Result? It’s 150 times more efficient than the unaltered form of the enzyme. And “P22-Hyd” as it is known  is produced through a simple fermentation process at room temperature.

And, it’s robust enough to use in real-world manufacturing and in cars. By contrast, conventional hydrogenase breaks down at temperatures above room temperature, and can be readily attacked by chemical compounds in our everyday environment.

These sensitivities are “some of the key reasons enzymes haven’t previously lived up to their promise in technology,” said Douglas. “No one’s ever had a way to create a large enough amount of this hydrogenase despite its incredible potential for biofuel production. But now we’ve got a method to stabilize and produce high quantities of the material — and enormous increases in efficiency.”

“This material is comparable to platinum, except it’s truly renewable,” Douglas added. “You don’t need to mine it; you can create it at room temperature on a massive scale using fermentation technology; it’s biodegradable. It’s a very green process to make a very high-end sustainable material.”

And wait, there’s more.

Yikes, what will happen to all our water?

Yes, if you water split, you destroy water to make hydrogen and oxygen. But when you use hydrogen in a fuel cell it is mixed with air, and you make water all over again. So, it’s a renewable cycle, and we won’t run out of water by water-splitting to feed fuel cells.
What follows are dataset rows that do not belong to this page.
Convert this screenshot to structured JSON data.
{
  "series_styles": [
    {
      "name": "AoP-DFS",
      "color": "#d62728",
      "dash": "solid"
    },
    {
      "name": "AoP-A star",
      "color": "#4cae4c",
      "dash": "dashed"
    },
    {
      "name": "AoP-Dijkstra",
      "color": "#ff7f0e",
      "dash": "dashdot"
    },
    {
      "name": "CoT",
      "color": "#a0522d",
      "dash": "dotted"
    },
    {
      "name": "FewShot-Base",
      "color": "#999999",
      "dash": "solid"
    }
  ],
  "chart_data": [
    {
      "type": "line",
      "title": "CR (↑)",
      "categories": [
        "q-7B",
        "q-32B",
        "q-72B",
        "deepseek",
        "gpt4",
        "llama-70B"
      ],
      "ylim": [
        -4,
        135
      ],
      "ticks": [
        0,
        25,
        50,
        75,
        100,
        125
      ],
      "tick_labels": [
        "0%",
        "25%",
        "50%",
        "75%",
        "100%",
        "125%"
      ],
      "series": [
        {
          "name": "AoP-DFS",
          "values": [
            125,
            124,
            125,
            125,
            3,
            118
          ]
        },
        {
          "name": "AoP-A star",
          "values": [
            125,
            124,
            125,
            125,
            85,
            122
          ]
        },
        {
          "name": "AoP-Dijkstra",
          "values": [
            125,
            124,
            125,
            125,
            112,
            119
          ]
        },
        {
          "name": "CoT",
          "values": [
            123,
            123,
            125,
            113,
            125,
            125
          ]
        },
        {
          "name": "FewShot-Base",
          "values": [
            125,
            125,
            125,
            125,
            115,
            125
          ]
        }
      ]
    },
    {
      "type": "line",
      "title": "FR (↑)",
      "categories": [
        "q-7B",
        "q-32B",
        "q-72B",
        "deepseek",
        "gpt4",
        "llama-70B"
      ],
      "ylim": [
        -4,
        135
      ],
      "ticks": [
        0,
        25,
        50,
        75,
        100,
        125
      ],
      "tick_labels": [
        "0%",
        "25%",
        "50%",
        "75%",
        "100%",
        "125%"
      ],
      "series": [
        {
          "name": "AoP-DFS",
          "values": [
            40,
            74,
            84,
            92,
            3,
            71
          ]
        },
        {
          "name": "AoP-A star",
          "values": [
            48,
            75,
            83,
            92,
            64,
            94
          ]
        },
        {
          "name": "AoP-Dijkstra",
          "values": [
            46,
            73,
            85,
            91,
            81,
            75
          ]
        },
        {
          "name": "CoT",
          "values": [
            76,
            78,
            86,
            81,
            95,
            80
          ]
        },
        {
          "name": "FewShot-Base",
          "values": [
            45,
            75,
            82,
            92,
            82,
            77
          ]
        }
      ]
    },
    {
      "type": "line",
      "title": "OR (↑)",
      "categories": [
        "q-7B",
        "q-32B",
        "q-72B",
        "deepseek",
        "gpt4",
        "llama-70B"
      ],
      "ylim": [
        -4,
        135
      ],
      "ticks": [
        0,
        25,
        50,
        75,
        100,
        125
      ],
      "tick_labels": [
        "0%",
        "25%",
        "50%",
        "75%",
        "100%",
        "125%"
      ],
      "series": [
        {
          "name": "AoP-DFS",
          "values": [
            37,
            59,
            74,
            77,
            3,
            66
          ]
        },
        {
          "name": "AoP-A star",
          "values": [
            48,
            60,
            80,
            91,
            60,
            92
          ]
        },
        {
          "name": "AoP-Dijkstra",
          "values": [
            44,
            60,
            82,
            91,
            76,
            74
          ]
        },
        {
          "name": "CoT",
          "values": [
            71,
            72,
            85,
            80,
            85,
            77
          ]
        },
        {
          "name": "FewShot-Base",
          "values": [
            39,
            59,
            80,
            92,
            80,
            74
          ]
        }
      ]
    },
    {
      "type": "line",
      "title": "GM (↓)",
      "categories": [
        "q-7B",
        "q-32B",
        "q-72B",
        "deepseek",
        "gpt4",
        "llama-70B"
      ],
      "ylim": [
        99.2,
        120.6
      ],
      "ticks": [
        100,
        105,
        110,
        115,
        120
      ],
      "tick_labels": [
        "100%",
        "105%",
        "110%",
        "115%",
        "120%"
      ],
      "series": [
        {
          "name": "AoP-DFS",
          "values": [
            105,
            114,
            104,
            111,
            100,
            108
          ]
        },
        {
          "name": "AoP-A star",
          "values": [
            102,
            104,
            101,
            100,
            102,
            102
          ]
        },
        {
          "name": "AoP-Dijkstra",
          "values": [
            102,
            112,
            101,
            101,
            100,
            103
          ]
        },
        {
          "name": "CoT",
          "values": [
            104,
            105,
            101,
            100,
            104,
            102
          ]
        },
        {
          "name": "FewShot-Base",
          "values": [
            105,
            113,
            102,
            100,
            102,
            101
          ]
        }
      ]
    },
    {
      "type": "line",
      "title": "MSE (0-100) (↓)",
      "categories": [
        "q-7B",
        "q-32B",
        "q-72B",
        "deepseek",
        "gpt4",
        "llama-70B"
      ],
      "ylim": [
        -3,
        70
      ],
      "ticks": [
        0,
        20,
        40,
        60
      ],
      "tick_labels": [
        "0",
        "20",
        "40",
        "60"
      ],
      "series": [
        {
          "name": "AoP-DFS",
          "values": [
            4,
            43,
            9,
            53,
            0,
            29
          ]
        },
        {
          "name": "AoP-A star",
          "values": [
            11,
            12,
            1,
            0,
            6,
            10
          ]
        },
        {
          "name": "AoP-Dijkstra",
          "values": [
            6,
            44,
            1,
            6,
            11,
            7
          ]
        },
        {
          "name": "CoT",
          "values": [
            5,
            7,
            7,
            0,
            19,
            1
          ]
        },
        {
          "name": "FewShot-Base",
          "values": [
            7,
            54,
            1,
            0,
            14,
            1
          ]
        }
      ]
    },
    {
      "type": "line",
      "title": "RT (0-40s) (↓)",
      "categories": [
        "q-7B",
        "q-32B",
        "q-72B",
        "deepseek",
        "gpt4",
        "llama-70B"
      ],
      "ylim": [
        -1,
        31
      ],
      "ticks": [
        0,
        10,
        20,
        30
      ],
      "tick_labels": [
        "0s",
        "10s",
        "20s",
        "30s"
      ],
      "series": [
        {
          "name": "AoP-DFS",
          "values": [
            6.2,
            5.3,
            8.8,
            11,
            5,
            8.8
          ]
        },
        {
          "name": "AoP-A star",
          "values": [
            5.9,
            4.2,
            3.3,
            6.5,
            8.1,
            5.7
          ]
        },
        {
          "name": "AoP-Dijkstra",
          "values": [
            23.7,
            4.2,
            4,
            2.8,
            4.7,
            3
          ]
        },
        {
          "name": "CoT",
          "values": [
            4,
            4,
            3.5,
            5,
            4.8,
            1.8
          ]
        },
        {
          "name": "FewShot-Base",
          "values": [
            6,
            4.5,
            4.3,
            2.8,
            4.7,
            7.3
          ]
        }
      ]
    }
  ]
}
In fact, P22-Hyd both breaks the chemical bonds of water to create hydrogen and also works in reverse to recombine hydrogen and oxygen to generate power. “The reaction runs both ways — it can be used either as a hydrogen production catalyst or as a fuel cell catalyst,” Douglas said.

So, what’s next?

This is a step towards one of those Holy Grail technologies, which is using micro-scale solar power to water split, and running a fuel cell off the hydrogen. Thereby, powering a car and producing only water as the byproduct. No gaseous emissions.

So, it’s good news that Douglas and his colleagues continue to craft P22-Hyd into an ideal ingredient for hydrogen power by investigating ways to activate a catalytic reaction with sunlight, as opposed to introducing elections using laboratory methods. “Incorporating this material into a solar-powered system is the next step,” Douglas said.

The bottom line

OK, it’s early days, this is lab work, not something running at vehicle scale. But, it’s a material step forward as we move towards adding fuel cells into the list of technologies that power mobility, at civilization scale rather than niche or concept scale. One of the things on our “shopping list for running Earth better” is a low-cost, low-impact organic catalyst to split water to make sustainable hydrogen, instead of fossil hydrogen.

Check that box.

Who to thank?

Besides the afore-mentioned Douglas, the research team included Megan C. Thielges, an assistant professor of chemistry; Ethan J. Edwards, a Ph.D. student; and Paul C. Jordan, a postdoctoral researcher at Alios BioPharma, who was an IU Ph.D. student at the time of the study. And a shout-out to the oft-maligned Department of Energy, which shared the vision and funded the work.